I was interested in English and became a translator before starting to journey and draw mountains.
Once you hike into the wilderness, you can’t find the last one you want to draw: not only skyey summits, adorable flowers, and cascades, which would attract everyone’s eye, but dim clouds, trees, moss, brooks, serows, and birds such as owls and Siberian bluechats; in winter, a pile of snow on tree branches or a stub, wind patterns on the snow, an avalanche trace, icefalls, a strolling rabbit, and a snow-capped pinnacle projecting to the deep-blue heaven. It’s a source of happiness to sketch these things in front, but sometimes I doubt myself whether I could draw a perfect figure of any one of them in my life.
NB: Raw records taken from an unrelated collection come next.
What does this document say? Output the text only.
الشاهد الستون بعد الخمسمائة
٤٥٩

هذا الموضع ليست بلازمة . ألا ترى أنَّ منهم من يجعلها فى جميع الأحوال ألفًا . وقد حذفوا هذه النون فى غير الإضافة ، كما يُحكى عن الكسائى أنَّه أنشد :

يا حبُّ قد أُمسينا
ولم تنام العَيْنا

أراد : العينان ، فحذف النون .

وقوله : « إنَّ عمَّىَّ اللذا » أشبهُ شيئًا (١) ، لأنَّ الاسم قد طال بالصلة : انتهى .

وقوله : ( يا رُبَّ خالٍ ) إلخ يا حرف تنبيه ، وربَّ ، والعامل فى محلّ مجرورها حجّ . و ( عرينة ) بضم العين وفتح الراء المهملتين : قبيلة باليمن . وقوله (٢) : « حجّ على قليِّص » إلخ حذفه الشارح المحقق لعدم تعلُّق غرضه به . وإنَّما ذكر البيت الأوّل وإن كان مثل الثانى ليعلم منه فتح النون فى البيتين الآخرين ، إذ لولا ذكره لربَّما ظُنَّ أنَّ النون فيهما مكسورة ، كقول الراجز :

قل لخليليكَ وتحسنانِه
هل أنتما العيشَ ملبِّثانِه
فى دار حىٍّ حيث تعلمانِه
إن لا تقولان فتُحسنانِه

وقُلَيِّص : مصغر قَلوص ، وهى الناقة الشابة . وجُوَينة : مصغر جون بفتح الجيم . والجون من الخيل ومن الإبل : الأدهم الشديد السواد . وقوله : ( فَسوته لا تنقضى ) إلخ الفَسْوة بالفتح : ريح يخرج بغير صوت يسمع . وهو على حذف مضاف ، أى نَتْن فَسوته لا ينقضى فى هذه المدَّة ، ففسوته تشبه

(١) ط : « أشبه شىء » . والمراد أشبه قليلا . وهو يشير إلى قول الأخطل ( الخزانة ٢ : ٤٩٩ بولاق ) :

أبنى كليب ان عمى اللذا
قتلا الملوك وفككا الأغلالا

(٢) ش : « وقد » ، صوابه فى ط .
As I’m trekking into a height and making artwork there, I get increasingly aware that I must consider a mountain to consist of a unified entity together with the sky above, winds and clouds beating and shrouding the hill, water flowing down a creek, and plants and animals that rely on a small piece of resources there. In other words, how things change from one to another, what processes they undergo, or how all of them relate to each other.
And I’m also concerned about who I am, painting them. What I could do for nature is make a few efforts to watch, interpret, and draw their shapes, textures, movements and qualities. But it would be great if the mountains and rivers before my eyes share something with me or guide me to my true colors.